JAKARTA (TheInsiderStories) – The Asian Development Bank (ADB), together with other development finance institutions (DFIs) reported used about US$1.2 billion in concessional funds to support nearly $9 billion in private investment projects in emerging markets in 2017.

These projects included $3.9 billion of commercial financing from DFIs as well as $3.3 billion from private lenders and investors, according to a new DFI report that highlights how blended concessional finance can be key to mobilizing private investment in challenging environments.

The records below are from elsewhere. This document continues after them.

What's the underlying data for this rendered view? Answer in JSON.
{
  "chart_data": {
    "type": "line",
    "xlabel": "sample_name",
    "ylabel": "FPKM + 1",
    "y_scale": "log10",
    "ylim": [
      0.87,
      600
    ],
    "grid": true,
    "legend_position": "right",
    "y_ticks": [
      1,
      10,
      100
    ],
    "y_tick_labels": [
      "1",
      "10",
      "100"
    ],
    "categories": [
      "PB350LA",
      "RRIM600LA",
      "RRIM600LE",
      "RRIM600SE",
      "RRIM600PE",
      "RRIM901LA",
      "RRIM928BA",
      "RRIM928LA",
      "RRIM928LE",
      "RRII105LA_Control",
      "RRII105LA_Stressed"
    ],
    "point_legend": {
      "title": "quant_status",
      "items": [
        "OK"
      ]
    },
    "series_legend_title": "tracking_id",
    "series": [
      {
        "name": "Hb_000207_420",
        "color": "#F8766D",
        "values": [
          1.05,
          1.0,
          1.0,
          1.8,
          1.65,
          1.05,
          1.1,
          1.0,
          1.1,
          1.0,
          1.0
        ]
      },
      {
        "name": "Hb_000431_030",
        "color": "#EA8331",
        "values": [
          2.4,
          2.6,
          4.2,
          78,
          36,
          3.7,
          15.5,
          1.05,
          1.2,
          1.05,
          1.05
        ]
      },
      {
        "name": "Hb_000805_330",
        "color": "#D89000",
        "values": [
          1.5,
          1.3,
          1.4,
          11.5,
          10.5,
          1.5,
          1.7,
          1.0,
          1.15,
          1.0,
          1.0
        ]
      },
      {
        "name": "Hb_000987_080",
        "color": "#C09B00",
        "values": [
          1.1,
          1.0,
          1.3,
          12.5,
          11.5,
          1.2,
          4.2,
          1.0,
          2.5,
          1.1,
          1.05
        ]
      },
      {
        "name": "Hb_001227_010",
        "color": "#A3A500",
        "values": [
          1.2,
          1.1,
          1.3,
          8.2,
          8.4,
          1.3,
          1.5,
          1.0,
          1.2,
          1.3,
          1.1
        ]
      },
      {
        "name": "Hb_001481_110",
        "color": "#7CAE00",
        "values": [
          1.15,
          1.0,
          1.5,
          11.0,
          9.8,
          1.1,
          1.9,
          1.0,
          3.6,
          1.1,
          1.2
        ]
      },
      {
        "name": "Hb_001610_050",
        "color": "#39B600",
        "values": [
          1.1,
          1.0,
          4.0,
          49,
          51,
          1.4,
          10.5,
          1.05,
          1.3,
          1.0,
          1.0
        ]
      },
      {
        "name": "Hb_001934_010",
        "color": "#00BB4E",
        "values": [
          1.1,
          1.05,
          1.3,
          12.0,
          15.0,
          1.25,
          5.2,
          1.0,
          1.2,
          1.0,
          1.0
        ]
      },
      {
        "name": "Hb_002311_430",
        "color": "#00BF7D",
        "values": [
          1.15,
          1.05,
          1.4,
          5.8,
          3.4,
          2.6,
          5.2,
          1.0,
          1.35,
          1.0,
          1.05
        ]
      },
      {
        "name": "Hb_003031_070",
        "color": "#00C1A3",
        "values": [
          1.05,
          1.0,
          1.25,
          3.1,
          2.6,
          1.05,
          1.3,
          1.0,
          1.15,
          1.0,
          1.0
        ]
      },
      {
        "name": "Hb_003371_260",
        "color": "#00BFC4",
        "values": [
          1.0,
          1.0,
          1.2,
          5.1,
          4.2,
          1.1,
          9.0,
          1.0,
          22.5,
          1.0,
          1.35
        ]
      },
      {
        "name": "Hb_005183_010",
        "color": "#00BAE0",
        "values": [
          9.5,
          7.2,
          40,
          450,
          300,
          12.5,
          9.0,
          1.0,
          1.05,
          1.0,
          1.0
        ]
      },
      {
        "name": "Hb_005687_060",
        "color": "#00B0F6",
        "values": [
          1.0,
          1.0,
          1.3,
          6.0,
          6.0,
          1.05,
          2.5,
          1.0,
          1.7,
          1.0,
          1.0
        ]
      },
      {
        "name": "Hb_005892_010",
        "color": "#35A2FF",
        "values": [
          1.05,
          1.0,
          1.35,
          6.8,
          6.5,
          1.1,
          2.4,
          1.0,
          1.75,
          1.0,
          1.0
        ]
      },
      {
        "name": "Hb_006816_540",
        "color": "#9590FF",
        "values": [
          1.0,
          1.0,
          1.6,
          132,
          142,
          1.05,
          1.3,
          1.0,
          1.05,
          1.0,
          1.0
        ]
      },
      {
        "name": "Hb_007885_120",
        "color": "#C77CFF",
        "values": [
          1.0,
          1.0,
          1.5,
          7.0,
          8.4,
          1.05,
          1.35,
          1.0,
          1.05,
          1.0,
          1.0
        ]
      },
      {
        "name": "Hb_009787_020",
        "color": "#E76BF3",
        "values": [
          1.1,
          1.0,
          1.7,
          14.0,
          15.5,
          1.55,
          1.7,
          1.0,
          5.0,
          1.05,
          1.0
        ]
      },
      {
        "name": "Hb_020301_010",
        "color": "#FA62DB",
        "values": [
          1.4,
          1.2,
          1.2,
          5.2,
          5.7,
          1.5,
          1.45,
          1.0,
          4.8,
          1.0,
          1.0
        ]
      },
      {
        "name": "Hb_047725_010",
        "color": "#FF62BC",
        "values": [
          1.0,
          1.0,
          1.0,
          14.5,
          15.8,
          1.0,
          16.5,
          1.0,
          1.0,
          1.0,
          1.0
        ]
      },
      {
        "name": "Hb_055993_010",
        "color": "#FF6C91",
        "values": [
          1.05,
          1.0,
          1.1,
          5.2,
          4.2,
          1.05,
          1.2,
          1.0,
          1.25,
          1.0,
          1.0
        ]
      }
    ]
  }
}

Blended concessional finance involves combining concessional funds with private sector and DFI commercial financing, also allows DFIs to support private sector investment in order for investors and lenders to provide financing to projects that they would normally not be able to, particularly in higher-risk countries.

The report highlights that projects financed by DFIs are increasingly leveraging this type of financing to channel private investment into challenging markets particularly in low and lower-middle-income countries.

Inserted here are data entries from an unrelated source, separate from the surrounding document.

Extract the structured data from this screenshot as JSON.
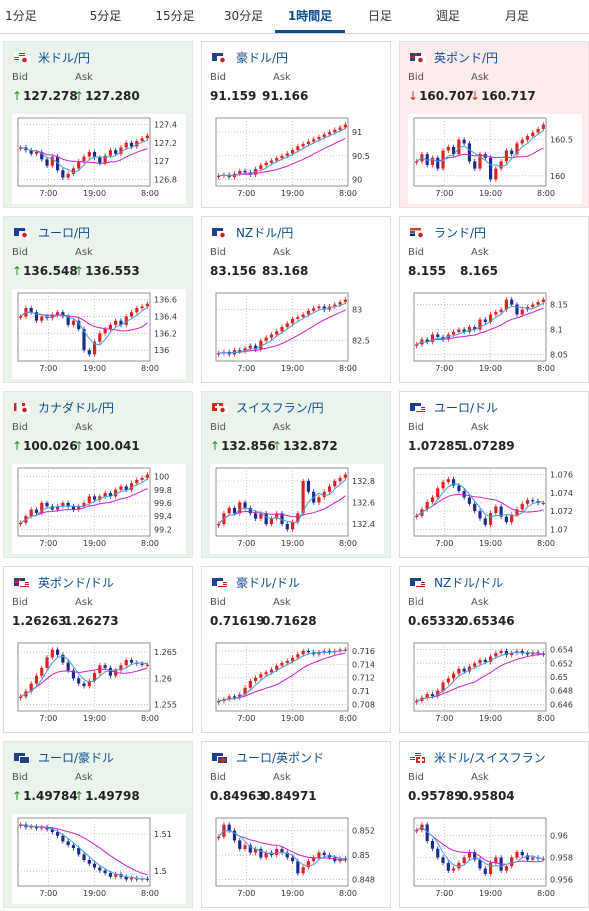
{
  "tabs": [
    {
      "label": "1分足"
    },
    {
      "label": "5分足"
    },
    {
      "label": "15分足"
    },
    {
      "label": "30分足"
    },
    {
      "label": "1時間足",
      "active": true
    },
    {
      "label": "日足"
    },
    {
      "label": "週足"
    },
    {
      "label": "月足"
    }
  ],
  "labels": {
    "bid": "Bid",
    "ask": "Ask"
  },
  "colors": {
    "up_card": "#eaf4ea",
    "down_card": "#fcecec",
    "link": "#0d4c92",
    "candle_up": "#e02020",
    "candle_down": "#1a2a8c",
    "ma1": "#d020d0",
    "ma2": "#40a0e0",
    "grid": "#bbbbbb"
  },
  "x_ticks": [
    "7:00",
    "19:00",
    "8:00"
  ],
  "pairs": [
    {
      "name": "米ドル/円",
      "state": "up",
      "bid": "127.278",
      "ask": "127.280",
      "bid_dir": "up",
      "ask_dir": "up",
      "flags": [
        "us",
        "jp"
      ],
      "yticks": [
        "127.4",
        "127.2",
        "127",
        "126.8"
      ]
    },
    {
      "name": "豪ドル/円",
      "state": "none",
      "bid": "91.159",
      "ask": "91.166",
      "bid_dir": "",
      "ask_dir": "",
      "flags": [
        "au",
        "jp"
      ],
      "yticks": [
        "91",
        "90.5",
        "90"
      ]
    },
    {
      "name": "英ポンド/円",
      "state": "down",
      "bid": "160.707",
      "ask": "160.717",
      "bid_dir": "down",
      "ask_dir": "down",
      "flags": [
        "gb",
        "jp"
      ],
      "yticks": [
        "160.5",
        "160"
      ]
    },
    {
      "name": "ユーロ/円",
      "state": "up",
      "bid": "136.548",
      "ask": "136.553",
      "bid_dir": "up",
      "ask_dir": "up",
      "flags": [
        "eu",
        "jp"
      ],
      "yticks": [
        "136.6",
        "136.4",
        "136.2",
        "136"
      ]
    },
    {
      "name": "NZドル/円",
      "state": "none",
      "bid": "83.156",
      "ask": "83.168",
      "bid_dir": "",
      "ask_dir": "",
      "flags": [
        "nz",
        "jp"
      ],
      "yticks": [
        "83",
        "82.5"
      ]
    },
    {
      "name": "ランド/円",
      "state": "none",
      "bid": "8.155",
      "ask": "8.165",
      "bid_dir": "",
      "ask_dir": "",
      "flags": [
        "za",
        "jp"
      ],
      "yticks": [
        "8.15",
        "8.1",
        "8.05"
      ]
    },
    {
      "name": "カナダドル/円",
      "state": "up",
      "bid": "100.026",
      "ask": "100.041",
      "bid_dir": "up",
      "ask_dir": "up",
      "flags": [
        "ca",
        "jp"
      ],
      "yticks": [
        "100",
        "99.8",
        "99.6",
        "99.4",
        "99.2"
      ]
    },
    {
      "name": "スイスフラン/円",
      "state": "up",
      "bid": "132.856",
      "ask": "132.872",
      "bid_dir": "up",
      "ask_dir": "up",
      "flags": [
        "ch",
        "jp"
      ],
      "yticks": [
        "132.8",
        "132.6",
        "132.4"
      ]
    },
    {
      "name": "ユーロ/ドル",
      "state": "none",
      "bid": "1.07285",
      "ask": "1.07289",
      "bid_dir": "",
      "ask_dir": "",
      "flags": [
        "eu",
        "us"
      ],
      "yticks": [
        "1.076",
        "1.074",
        "1.072",
        "1.07"
      ]
    },
    {
      "name": "英ポンド/ドル",
      "state": "none",
      "bid": "1.26263",
      "ask": "1.26273",
      "bid_dir": "",
      "ask_dir": "",
      "flags": [
        "gb",
        "us"
      ],
      "yticks": [
        "1.265",
        "1.26",
        "1.255"
      ]
    },
    {
      "name": "豪ドル/ドル",
      "state": "none",
      "bid": "0.71619",
      "ask": "0.71628",
      "bid_dir": "",
      "ask_dir": "",
      "flags": [
        "au",
        "us"
      ],
      "yticks": [
        "0.716",
        "0.714",
        "0.712",
        "0.71",
        "0.708"
      ]
    },
    {
      "name": "NZドル/ドル",
      "state": "none",
      "bid": "0.65332",
      "ask": "0.65346",
      "bid_dir": "",
      "ask_dir": "",
      "flags": [
        "nz",
        "us"
      ],
      "yticks": [
        "0.654",
        "0.652",
        "0.65",
        "0.648",
        "0.646"
      ]
    },
    {
      "name": "ユーロ/豪ドル",
      "state": "up",
      "bid": "1.49784",
      "ask": "1.49798",
      "bid_dir": "up",
      "ask_dir": "up",
      "flags": [
        "eu",
        "au"
      ],
      "yticks": [
        "1.51",
        "1.5"
      ]
    },
    {
      "name": "ユーロ/英ポンド",
      "state": "none",
      "bid": "0.84963",
      "ask": "0.84971",
      "bid_dir": "",
      "ask_dir": "",
      "flags": [
        "eu",
        "gb"
      ],
      "yticks": [
        "0.852",
        "0.85",
        "0.848"
      ]
    },
    {
      "name": "米ドル/スイスフラン",
      "state": "none",
      "bid": "0.95789",
      "ask": "0.95804",
      "bid_dir": "",
      "ask_dir": "",
      "flags": [
        "us",
        "ch"
      ],
      "yticks": [
        "0.96",
        "0.958",
        "0.956"
      ]
    }
  ],
  "chart_data": [
    {
      "type": "candlestick",
      "pair": "米ドル/円",
      "y_ticks": [
        127.4,
        127.2,
        127,
        126.8
      ],
      "x_ticks": [
        "7:00",
        "19:00",
        "8:00"
      ],
      "close": [
        127.15,
        127.12,
        127.08,
        127.1,
        127.02,
        126.95,
        127.05,
        126.9,
        126.82,
        126.86,
        126.92,
        127.0,
        127.05,
        127.1,
        127.04,
        126.98,
        127.06,
        127.12,
        127.08,
        127.15,
        127.2,
        127.16,
        127.22,
        127.25,
        127.28
      ]
    },
    {
      "type": "candlestick",
      "pair": "豪ドル/円",
      "y_ticks": [
        91,
        90.5,
        90
      ],
      "x_ticks": [
        "7:00",
        "19:00",
        "8:00"
      ],
      "close": [
        90.08,
        90.1,
        90.05,
        90.12,
        90.18,
        90.15,
        90.1,
        90.22,
        90.3,
        90.35,
        90.4,
        90.45,
        90.5,
        90.55,
        90.62,
        90.7,
        90.75,
        90.8,
        90.85,
        90.9,
        90.95,
        91.0,
        91.05,
        91.1,
        91.16
      ]
    },
    {
      "type": "candlestick",
      "pair": "英ポンド/円",
      "y_ticks": [
        160.5,
        160
      ],
      "x_ticks": [
        "7:00",
        "19:00",
        "8:00"
      ],
      "close": [
        160.2,
        160.3,
        160.15,
        160.25,
        160.1,
        160.35,
        160.4,
        160.3,
        160.5,
        160.45,
        160.2,
        160.1,
        160.3,
        160.25,
        159.95,
        160.1,
        160.2,
        160.35,
        160.3,
        160.45,
        160.5,
        160.55,
        160.6,
        160.65,
        160.71
      ]
    },
    {
      "type": "candlestick",
      "pair": "ユーロ/円",
      "y_ticks": [
        136.6,
        136.4,
        136.2,
        136
      ],
      "x_ticks": [
        "7:00",
        "19:00",
        "8:00"
      ],
      "close": [
        136.4,
        136.5,
        136.45,
        136.35,
        136.4,
        136.38,
        136.42,
        136.45,
        136.4,
        136.3,
        136.35,
        136.25,
        136.0,
        135.95,
        136.1,
        136.2,
        136.25,
        136.3,
        136.35,
        136.3,
        136.4,
        136.45,
        136.5,
        136.52,
        136.55
      ]
    },
    {
      "type": "candlestick",
      "pair": "NZドル/円",
      "y_ticks": [
        83,
        82.5
      ],
      "x_ticks": [
        "7:00",
        "19:00",
        "8:00"
      ],
      "close": [
        82.3,
        82.32,
        82.28,
        82.35,
        82.33,
        82.38,
        82.42,
        82.36,
        82.5,
        82.55,
        82.6,
        82.65,
        82.72,
        82.78,
        82.85,
        82.88,
        82.92,
        82.98,
        83.02,
        83.05,
        83.0,
        83.05,
        83.08,
        83.12,
        83.16
      ]
    },
    {
      "type": "candlestick",
      "pair": "ランド/円",
      "y_ticks": [
        8.15,
        8.1,
        8.05
      ],
      "x_ticks": [
        "7:00",
        "19:00",
        "8:00"
      ],
      "close": [
        8.07,
        8.08,
        8.075,
        8.09,
        8.085,
        8.08,
        8.09,
        8.095,
        8.1,
        8.095,
        8.105,
        8.1,
        8.12,
        8.115,
        8.13,
        8.135,
        8.14,
        8.16,
        8.15,
        8.13,
        8.14,
        8.145,
        8.15,
        8.155,
        8.16
      ]
    },
    {
      "type": "candlestick",
      "pair": "カナダドル/円",
      "y_ticks": [
        100,
        99.8,
        99.6,
        99.4,
        99.2
      ],
      "x_ticks": [
        "7:00",
        "19:00",
        "8:00"
      ],
      "close": [
        99.3,
        99.4,
        99.5,
        99.45,
        99.6,
        99.55,
        99.5,
        99.55,
        99.6,
        99.55,
        99.5,
        99.55,
        99.6,
        99.7,
        99.65,
        99.7,
        99.75,
        99.7,
        99.8,
        99.85,
        99.8,
        99.9,
        99.95,
        99.98,
        100.03
      ]
    },
    {
      "type": "candlestick",
      "pair": "スイスフラン/円",
      "y_ticks": [
        132.8,
        132.6,
        132.4
      ],
      "x_ticks": [
        "7:00",
        "19:00",
        "8:00"
      ],
      "close": [
        132.4,
        132.5,
        132.55,
        132.5,
        132.6,
        132.55,
        132.5,
        132.45,
        132.5,
        132.4,
        132.45,
        132.5,
        132.4,
        132.35,
        132.42,
        132.5,
        132.8,
        132.7,
        132.6,
        132.65,
        132.7,
        132.75,
        132.8,
        132.83,
        132.86
      ]
    },
    {
      "type": "candlestick",
      "pair": "ユーロ/ドル",
      "y_ticks": [
        1.076,
        1.074,
        1.072,
        1.07
      ],
      "x_ticks": [
        "7:00",
        "19:00",
        "8:00"
      ],
      "close": [
        1.0715,
        1.0722,
        1.073,
        1.0735,
        1.0745,
        1.0752,
        1.0755,
        1.0748,
        1.0742,
        1.0735,
        1.0728,
        1.072,
        1.0712,
        1.0705,
        1.0718,
        1.0725,
        1.0714,
        1.0708,
        1.0716,
        1.0722,
        1.0728,
        1.0732,
        1.0731,
        1.0729,
        1.0729
      ]
    },
    {
      "type": "candlestick",
      "pair": "英ポンド/ドル",
      "y_ticks": [
        1.265,
        1.26,
        1.255
      ],
      "x_ticks": [
        "7:00",
        "19:00",
        "8:00"
      ],
      "close": [
        1.2565,
        1.2575,
        1.259,
        1.2605,
        1.262,
        1.264,
        1.2655,
        1.2645,
        1.263,
        1.2615,
        1.26,
        1.259,
        1.2585,
        1.2595,
        1.261,
        1.2625,
        1.262,
        1.2605,
        1.2615,
        1.2625,
        1.2635,
        1.263,
        1.2628,
        1.2626,
        1.2626
      ]
    },
    {
      "type": "candlestick",
      "pair": "豪ドル/ドル",
      "y_ticks": [
        0.716,
        0.714,
        0.712,
        0.71,
        0.708
      ],
      "x_ticks": [
        "7:00",
        "19:00",
        "8:00"
      ],
      "close": [
        0.7085,
        0.7088,
        0.7092,
        0.709,
        0.7095,
        0.7105,
        0.7115,
        0.712,
        0.7125,
        0.7128,
        0.7132,
        0.7138,
        0.7142,
        0.7145,
        0.715,
        0.7155,
        0.716,
        0.7158,
        0.7155,
        0.7158,
        0.716,
        0.7158,
        0.716,
        0.7162,
        0.7162
      ]
    },
    {
      "type": "candlestick",
      "pair": "NZドル/ドル",
      "y_ticks": [
        0.654,
        0.652,
        0.65,
        0.648,
        0.646
      ],
      "x_ticks": [
        "7:00",
        "19:00",
        "8:00"
      ],
      "close": [
        0.6465,
        0.647,
        0.6475,
        0.6472,
        0.648,
        0.6492,
        0.6498,
        0.6505,
        0.6512,
        0.6508,
        0.6515,
        0.652,
        0.6525,
        0.6522,
        0.653,
        0.6535,
        0.6538,
        0.6532,
        0.6535,
        0.6538,
        0.6535,
        0.6533,
        0.6536,
        0.6534,
        0.6533
      ]
    },
    {
      "type": "candlestick",
      "pair": "ユーロ/豪ドル",
      "y_ticks": [
        1.51,
        1.5
      ],
      "x_ticks": [
        "7:00",
        "19:00",
        "8:00"
      ],
      "close": [
        1.5125,
        1.5118,
        1.512,
        1.5115,
        1.5118,
        1.5112,
        1.5105,
        1.5095,
        1.508,
        1.507,
        1.5062,
        1.5045,
        1.503,
        1.502,
        1.501,
        1.5002,
        1.4995,
        1.4985,
        1.4992,
        1.4985,
        1.4978,
        1.4982,
        1.4978,
        1.498,
        1.4978
      ]
    },
    {
      "type": "candlestick",
      "pair": "ユーロ/英ポンド",
      "y_ticks": [
        0.852,
        0.85,
        0.848
      ],
      "x_ticks": [
        "7:00",
        "19:00",
        "8:00"
      ],
      "close": [
        0.8515,
        0.8525,
        0.852,
        0.8512,
        0.8505,
        0.8508,
        0.8502,
        0.8505,
        0.8498,
        0.8502,
        0.85,
        0.8505,
        0.8502,
        0.8498,
        0.8495,
        0.8485,
        0.849,
        0.8495,
        0.8498,
        0.8502,
        0.85,
        0.8498,
        0.8495,
        0.8497,
        0.8496
      ]
    },
    {
      "type": "candlestick",
      "pair": "米ドル/スイスフラン",
      "y_ticks": [
        0.96,
        0.958,
        0.956
      ],
      "x_ticks": [
        "7:00",
        "19:00",
        "8:00"
      ],
      "close": [
        0.9605,
        0.961,
        0.9595,
        0.9588,
        0.958,
        0.9575,
        0.9568,
        0.957,
        0.9575,
        0.958,
        0.9585,
        0.9578,
        0.957,
        0.9565,
        0.9575,
        0.958,
        0.9568,
        0.9572,
        0.958,
        0.9585,
        0.9582,
        0.9578,
        0.958,
        0.9579,
        0.9579
      ]
    }
  ]
}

In 2017, 80 percent of ADB’s blended concessional finance transactions were in lower-middle-income countries, including a new geothermal project that will pioneer the use of dual flash geothermal technology in Indonesia, which increases resource utilization.

The report also notes best practices and improvements in governance, decision-making processes, documentation, training, and effective monitoring to ensure concessional funds are used efficiently.

Indonesia as a developing nation continues financing the current infrastructural development, – Islamic Commercial Finance and Islamic Social Finance that are significant. However, in order to be successful, there is substantial need to maximize the role of private sector by providing space and heightening public participation.

“Indonesia has enjoyed strong economic growth and is making significant advancements in its efforts to end extreme poverty,” said the World Bank Group President Jim Yong Kim in his opening remarks at the 2018 Annual Meetings.

Indonesia’s GDP per capita has risen from 785 dollars in $2,000 to more than $3,800 in 2017. And the poverty rate here has been cut nearly in half – from 19.1 per cent in 2000 to 9.8 per cent today.